Native American Novel Gives New Life to Lake Superior's Dead

Craig A. Brockman's Dead of November is a supernatural thriller that will leave readers entranced by its Native American lore, ghostly apparitions, exotic location, and homage to lost love. Set in Sault Sainte Marie, Michigan, one of the oldest cities in the Midwest on the shore of Lake Superior, the novel draws upon the city's historical heritage as a former gathering place of Native Americans at the St. Mary's Rapids, later the site of Fort Brady, and today home to the Soo Locks and a Native American-owned casino. All these places figure into the story, mixing the past with the present in a whirlpool of confusion about what is real, what is legend, and what results when the two merge into a new reality.

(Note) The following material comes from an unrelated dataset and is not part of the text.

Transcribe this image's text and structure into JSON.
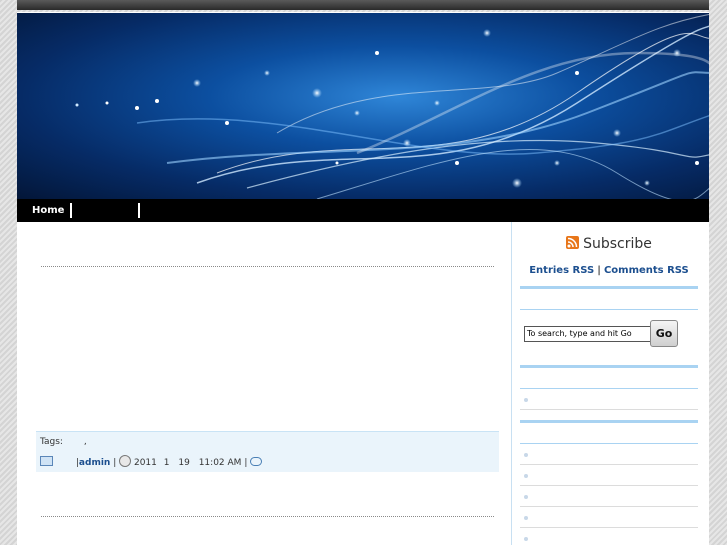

The story begins when Adam Knowles, a psychiatrist practicing in Lower Michigan, is asked by his old colleague, Ron, to return to Sault Sainte Marie to help at the clinic there. Adam goes out of obligation, although he knows it will mean facing his difficult past-one in which the love of his life was drowned, and one where he gained a reputation in the town for helping people who believed they were seeing ghosts. Little does Adam know people are seeing ghosts again, which is why Ron wants him to return.
Ron arranges for Adam to stay at an old inn in the Sault owned by Maggie, a Scotswoman who is herself in tune with the supernatural. Adam also has a friend, Cam, who reappears in his life at this time. Cam sort of went off the deep end years before, although Adam is not completely clear why. Now Cam is apparently having hallucinations-seeing apparitions of Native American warriors from the past, among other things.
Adam begins to realize something sinister is happening when Maggie is visited by a Potawatomi medicine man from outside the area named James Graves. Graves has created a following among certain members of the local Ojibwa tribe, but he also appears to be trying to stir up trouble. Maggie and Graves have a private meeting that makes Adam curious about Graves' intentions. He hopes to get answers when Graves asks him to a private meeting at the casino. Adam is surprised by what he learns at the meeting, and more surprised to find himself in a semi-conscious state that makes him suspect he's been drugged. Fortunately, a young woman working at the casino, Gracie Bird, is also suspicious of Graves and comes to Adam's rescue.
As the novel continues, the characters learn more about Graves and the plethora of ghostly sightings that local residents are experiencing. Soon they discover Graves is trying to unleash a legendary horror, which would have dire consequences for everyone if he succeeds.
Brockman writes knowingly about all the elements he includes in this book from psychiatry to local history and Ojibwa lore. He has lived and worked in Sault Sainte Marie with Lake Superior State University and the Indian Health Service, enmeshing himself in the area he has chosen for his subject.
Although the novel is filled with the supernatural, it never falls into being cheesy or campy. The dead of Lake Superior are not your average zombies but rather apparitions that need explanations. The characters are all well-developed, many of them having pasts that need healing or which inform their actions in the novel.
I was most impressed with Brockman's use of Native American lore. He has clearly done his research on everything from Ojibwa history to local archeology and superstition. I learned a lot about Native culture from this book, all of it presented in a manner that is always entertaining and relevant to the plot. Brockman's ability to blend the supernatural with reality is especially impressive, causing the reader's suspension of disbelief never to falter as we move from a dangerous, climactic moment into a tender discussion of forgiveness, all fed by a heightened sense that what we know as reality may just be a veil to a greater metaphysical world we scarcely yet understand.
Dead of November is the kind of book you can get so engrossed in that you'll have to stop to remind yourself it's only a story, and even when you close the book, the moaning waves of Lake Superior will continue to haunt you. I only wish there were more like it.